Just as athletes need to stretch and grow, so too do salespeople -- make sure you’re making room for your team to get new training, face new challenges and keep pushing the limits of their reach and ability.

They Know It’s A Mental Game

An Olympic level coach knows how to read their athletes, and understands what it takes to make each individual perform at their best. Some members of the team may need loud music to pump themselves up before the game begins, while others need a quiet place to find their focus. The smart coach makes room for both team members to get what they need. And they also make room for failure; there is no such thing as success without trial, error, and mistakes.

This couldn’t be more true for salespeople.
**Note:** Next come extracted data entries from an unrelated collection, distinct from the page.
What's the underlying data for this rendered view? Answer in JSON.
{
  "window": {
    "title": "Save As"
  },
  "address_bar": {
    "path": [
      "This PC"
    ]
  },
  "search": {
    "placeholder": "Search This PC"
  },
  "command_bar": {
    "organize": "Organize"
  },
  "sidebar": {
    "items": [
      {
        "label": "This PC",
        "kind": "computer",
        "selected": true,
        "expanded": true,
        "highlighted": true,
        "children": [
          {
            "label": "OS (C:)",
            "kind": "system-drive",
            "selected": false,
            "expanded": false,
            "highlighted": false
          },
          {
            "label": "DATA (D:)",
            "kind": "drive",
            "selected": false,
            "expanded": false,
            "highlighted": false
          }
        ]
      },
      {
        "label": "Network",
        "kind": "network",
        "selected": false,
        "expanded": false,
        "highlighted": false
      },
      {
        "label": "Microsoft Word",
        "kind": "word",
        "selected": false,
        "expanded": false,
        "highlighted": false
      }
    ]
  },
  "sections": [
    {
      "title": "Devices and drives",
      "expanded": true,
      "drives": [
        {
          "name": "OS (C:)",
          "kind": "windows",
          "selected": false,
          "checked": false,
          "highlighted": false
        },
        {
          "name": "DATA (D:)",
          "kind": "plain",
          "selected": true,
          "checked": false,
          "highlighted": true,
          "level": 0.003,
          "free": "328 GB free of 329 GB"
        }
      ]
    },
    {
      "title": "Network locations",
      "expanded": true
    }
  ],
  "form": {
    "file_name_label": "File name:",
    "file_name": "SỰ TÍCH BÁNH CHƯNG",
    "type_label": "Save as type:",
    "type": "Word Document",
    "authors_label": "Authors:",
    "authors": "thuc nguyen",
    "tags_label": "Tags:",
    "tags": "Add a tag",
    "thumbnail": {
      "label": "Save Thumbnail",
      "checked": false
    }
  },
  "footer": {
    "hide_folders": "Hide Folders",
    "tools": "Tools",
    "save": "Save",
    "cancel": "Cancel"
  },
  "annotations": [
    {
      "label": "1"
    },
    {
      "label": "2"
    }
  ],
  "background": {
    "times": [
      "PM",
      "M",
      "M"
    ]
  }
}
Not every call is going to result in a win, not every deal is going to close. There will be winning streaks, and there will be times when it’s hard to get a spark lit. Winning sales managers understand they have to create an environment that fosters resilience, where each salesperson gets the supports, training, and kind of incentive that keeps them pushing through the tough times.

They Know that Teamwork is Important Even in an Individual Sport

Just as the 200-yard dash might be an individual event, even Usain Bolt’s chances of reigning dominant diminish without a strong team to support him. Sales may be an individual sport, but even a top-grossing sales star cannot reach those heights without the support and dedication of the entire team.

They Understand the Transformative Power of Failure

The best sales managers are the best because they know that failure isn’t measured by deals not closed, but opportunities for growth not taken. And in fact, I’d argue that the very best managers of any stripe are the ones who are willing to share the stories of their loses, who don’t pretend they’ve always been exactly where they are in their careers. There are studies, after studies, after studies on the power of failure -- you need not look further than silicon valley to know how so-called failures or losses can lead to transformative innovations.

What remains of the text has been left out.